One way to make the server-side code above a bit more efficient is by using a constrained in-memory cache like node-cache. The code get a little more complicated but here’s what the modified try from handleServer(...) looks like:

  // Attempt to verify authentication cookie
  try {
    // FUTURE: If the cookie is an expired JWT we know we know it's invalid

    // It's highly likely that a cookie is still valid if it's still in the cache
    // so let's let the user through to the page they were going to
    // (assuming it's not login, which should be redirected  to app)
    if (ctx.req.cache
        && ctx.req.cache.authCookies
        && ctx.req.cache.authCookies.has(cacheKey)
        && ctx.route.path !== FRONTEND_URLS.login) {
      ctx.req.cache.authCookies.set(cacheKey, true, AUTH_COOKIE_CACHE_TTL_SECONDS);
      return;
    }

    // Perform an actual auth check
    const result = await ctx.app.$axios.get(URLS.v1.authCheckCookie, {headers: ctx.req.headers});

    // Ensure that the auth check was actually successful
    if (result.data.status !== "success" || result.data.data !== true) {
      throw new Error("Unexpected error during auth check");
    }

    // Redirect to app if our cookie is still valid and we're trying ot hit login
    if (authCookie && ctx.route.path === FRONTEND_URLS.login) {
      ctx.redirect(FRONTEND_URLS.app);
      return;
    }

    // Update the auth cookie cache
    ctx.req.cache.authCookies.set(cacheKey, true, AUTH_COOKIE_CACHE_TTL_SECONDS);

  } catch (err) {
    // If a 401 was returned the cookie is likely expired/invalid
    if (err.response.status === 401) {
      ctx.req.cache.authCookies.del(cacheKey);
      ctx.app.$cookies.remove(AUTH_COOKIE_NAME);
    }

    // ... the rest is the same
  }

But how do we get that nice ctx.req.cache thing to show up?

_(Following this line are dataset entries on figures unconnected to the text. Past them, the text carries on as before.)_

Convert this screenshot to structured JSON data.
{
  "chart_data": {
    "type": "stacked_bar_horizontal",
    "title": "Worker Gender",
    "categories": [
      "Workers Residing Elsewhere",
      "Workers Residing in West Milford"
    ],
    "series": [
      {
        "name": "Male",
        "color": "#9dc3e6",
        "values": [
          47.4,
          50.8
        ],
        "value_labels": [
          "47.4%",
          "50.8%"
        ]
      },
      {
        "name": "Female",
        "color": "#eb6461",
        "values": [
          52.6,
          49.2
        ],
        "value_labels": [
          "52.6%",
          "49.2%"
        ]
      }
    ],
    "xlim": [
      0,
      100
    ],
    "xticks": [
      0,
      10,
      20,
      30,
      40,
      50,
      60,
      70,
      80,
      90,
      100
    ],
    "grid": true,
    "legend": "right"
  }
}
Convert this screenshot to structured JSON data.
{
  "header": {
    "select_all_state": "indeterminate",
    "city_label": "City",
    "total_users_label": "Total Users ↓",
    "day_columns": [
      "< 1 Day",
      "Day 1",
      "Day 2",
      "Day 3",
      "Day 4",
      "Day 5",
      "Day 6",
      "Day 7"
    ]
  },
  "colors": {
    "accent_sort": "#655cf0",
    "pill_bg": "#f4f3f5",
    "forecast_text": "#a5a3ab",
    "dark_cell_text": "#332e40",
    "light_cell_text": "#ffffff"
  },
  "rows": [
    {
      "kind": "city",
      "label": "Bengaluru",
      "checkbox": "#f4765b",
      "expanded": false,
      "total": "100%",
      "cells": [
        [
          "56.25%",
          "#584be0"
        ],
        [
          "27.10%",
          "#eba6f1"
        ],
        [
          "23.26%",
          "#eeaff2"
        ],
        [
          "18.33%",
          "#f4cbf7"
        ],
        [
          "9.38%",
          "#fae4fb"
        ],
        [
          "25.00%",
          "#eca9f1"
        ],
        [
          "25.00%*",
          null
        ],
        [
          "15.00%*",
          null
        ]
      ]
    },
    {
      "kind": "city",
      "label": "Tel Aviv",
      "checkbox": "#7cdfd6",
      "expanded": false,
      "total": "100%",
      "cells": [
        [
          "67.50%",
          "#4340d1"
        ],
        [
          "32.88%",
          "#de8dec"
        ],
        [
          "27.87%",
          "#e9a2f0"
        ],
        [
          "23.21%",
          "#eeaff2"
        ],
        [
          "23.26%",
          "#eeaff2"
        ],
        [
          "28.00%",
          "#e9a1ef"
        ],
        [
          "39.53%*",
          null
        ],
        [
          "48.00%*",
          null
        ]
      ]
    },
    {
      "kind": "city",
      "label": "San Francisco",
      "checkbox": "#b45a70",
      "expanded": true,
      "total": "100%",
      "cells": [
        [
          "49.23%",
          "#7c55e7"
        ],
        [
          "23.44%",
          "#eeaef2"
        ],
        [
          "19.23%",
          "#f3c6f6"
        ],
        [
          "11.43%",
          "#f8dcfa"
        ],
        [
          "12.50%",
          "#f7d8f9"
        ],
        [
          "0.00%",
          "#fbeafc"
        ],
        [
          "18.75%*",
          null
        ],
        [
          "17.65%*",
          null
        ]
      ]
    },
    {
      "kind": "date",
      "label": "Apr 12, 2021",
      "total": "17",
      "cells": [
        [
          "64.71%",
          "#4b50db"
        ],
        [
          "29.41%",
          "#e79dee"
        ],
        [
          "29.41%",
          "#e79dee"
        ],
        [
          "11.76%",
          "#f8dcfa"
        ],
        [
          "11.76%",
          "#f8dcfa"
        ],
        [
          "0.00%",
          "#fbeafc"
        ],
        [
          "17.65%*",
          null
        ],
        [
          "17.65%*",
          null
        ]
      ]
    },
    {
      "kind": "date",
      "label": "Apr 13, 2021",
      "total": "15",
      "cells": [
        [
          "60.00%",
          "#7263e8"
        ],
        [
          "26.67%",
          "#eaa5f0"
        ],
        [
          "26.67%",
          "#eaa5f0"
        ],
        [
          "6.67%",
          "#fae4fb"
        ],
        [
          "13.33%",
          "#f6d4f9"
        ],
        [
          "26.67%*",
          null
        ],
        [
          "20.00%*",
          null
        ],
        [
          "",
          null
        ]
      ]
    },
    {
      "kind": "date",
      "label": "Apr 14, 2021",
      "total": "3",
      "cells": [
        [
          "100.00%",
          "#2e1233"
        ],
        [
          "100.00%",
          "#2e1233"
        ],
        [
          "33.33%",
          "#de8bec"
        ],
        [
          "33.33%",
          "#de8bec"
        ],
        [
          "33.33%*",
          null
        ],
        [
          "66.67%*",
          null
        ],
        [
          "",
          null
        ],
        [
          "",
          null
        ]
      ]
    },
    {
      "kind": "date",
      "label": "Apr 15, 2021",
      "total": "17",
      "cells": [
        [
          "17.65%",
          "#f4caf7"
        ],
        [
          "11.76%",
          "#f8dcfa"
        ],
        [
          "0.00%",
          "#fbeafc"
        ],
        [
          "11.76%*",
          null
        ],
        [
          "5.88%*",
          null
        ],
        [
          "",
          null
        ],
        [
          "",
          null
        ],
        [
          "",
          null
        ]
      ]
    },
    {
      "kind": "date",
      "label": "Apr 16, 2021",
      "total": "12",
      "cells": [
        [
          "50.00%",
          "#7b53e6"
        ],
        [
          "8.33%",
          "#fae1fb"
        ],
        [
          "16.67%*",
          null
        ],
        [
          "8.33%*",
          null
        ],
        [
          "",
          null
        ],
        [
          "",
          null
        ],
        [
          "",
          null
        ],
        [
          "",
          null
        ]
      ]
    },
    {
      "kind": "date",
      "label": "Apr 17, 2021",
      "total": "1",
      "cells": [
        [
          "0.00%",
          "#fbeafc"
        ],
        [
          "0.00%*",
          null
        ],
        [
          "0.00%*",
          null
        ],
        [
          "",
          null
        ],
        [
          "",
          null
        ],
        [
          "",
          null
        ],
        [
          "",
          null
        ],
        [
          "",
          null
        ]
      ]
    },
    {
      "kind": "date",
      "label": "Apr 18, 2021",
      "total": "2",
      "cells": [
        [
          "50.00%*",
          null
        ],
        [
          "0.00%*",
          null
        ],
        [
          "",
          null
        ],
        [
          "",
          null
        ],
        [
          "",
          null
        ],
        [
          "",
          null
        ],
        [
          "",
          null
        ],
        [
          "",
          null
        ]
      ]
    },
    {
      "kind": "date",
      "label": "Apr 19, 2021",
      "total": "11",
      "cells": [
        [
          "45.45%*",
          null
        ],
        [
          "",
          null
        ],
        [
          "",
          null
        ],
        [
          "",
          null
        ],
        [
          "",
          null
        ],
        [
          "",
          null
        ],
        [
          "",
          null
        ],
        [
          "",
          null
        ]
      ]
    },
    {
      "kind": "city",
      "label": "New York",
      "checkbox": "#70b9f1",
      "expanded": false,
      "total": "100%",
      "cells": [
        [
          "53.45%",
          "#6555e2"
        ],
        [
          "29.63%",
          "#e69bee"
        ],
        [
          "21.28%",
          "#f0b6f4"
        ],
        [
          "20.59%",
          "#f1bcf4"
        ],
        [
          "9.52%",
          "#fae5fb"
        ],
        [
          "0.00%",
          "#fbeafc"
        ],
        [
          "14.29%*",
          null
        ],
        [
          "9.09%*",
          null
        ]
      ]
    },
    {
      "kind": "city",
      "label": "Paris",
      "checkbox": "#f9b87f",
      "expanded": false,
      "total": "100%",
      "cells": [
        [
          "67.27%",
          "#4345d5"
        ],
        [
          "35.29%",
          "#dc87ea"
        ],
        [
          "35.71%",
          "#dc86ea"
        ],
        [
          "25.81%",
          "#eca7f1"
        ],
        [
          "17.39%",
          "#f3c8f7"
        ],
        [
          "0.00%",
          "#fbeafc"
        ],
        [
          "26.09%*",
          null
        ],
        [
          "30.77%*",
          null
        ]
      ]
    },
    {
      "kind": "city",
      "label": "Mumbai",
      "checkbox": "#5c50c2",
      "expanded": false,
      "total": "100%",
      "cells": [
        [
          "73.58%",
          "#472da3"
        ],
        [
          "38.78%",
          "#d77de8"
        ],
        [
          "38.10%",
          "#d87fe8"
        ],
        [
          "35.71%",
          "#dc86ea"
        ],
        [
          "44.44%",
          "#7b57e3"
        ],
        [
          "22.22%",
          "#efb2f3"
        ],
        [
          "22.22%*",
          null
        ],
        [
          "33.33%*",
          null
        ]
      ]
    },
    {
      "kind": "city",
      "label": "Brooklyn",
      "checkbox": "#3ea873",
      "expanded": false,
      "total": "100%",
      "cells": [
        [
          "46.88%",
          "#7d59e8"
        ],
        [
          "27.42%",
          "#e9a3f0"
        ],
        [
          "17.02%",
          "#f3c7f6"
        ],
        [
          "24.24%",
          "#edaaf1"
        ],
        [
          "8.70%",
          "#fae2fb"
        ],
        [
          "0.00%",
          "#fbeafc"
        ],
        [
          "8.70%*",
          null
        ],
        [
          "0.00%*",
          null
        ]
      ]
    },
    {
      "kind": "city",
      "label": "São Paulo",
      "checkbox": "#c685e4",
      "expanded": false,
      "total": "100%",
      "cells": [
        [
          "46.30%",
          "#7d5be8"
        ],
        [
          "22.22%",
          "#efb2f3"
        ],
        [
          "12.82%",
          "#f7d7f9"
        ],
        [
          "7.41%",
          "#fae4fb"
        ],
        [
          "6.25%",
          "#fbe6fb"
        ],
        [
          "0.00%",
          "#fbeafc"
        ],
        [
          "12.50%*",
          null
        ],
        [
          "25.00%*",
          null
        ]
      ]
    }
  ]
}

I’m not sure if there’s a simpler way to do it, but that involved me writing a middleware for making a simple in-memory cache available to Nuxt. In production, you’re going to want to delegate this caching functionality something like Redis but the imnplementation I’ve included here (at the end) isn’t a terrible place to start as an abstraction (i.e. it doesn’t matter if you use node-cache or redis behind the scenes if you constrain the implementations to use ctx.req.cache).

First you’ll need to modify your nuxt.config.js and add a serverMiddleware entry:

nuxt.config.js

  serverMiddleware: [
    "~/api/cache", // in-memory cache for requests to use
  ],

Then you’ll need to actually add the code:

api/cache.js

import NodeCache from "node-cache";

/**
 * Request-level in-memory cache that will hold various information for the application
 */
const CACHE = {
  authCookies: new NodeCache(),
};

export default function (req, res, next) {
  req.cache = CACHE;
  next();
};

NOTE This cache cannot persist after restarts – you need to extend this middleware to connect to an external dependency like Redis or your backend database for this to work well for a horizontally scaled application.

Gotcha: Incorrect path attribute preventing cookie from being sent from the client

One issue I ran into when working on this was that my own cookie wasn’t being set because the path attribute on the cookie wasn’t set properly to work locally and in the eventual staging/production environments. Make sure to either not set the path attribute or set it to localhost when running locally!

Gotcha: Watch out for changes to SameSite behavior in browsers

You can read more about this on the Mozilla Hacks site – it’s probably a good idea to give this some thought and set it.

Wrapup

Congratulations on making it all the way down here! This post took a bit to write up, but hopefully is useful for those looking to understand login from first principles, and implement it in nuxt without nuxt-auth (or something like passport). Hopefully you enjoyed this post as much as I enjoyed writing the code that went into it.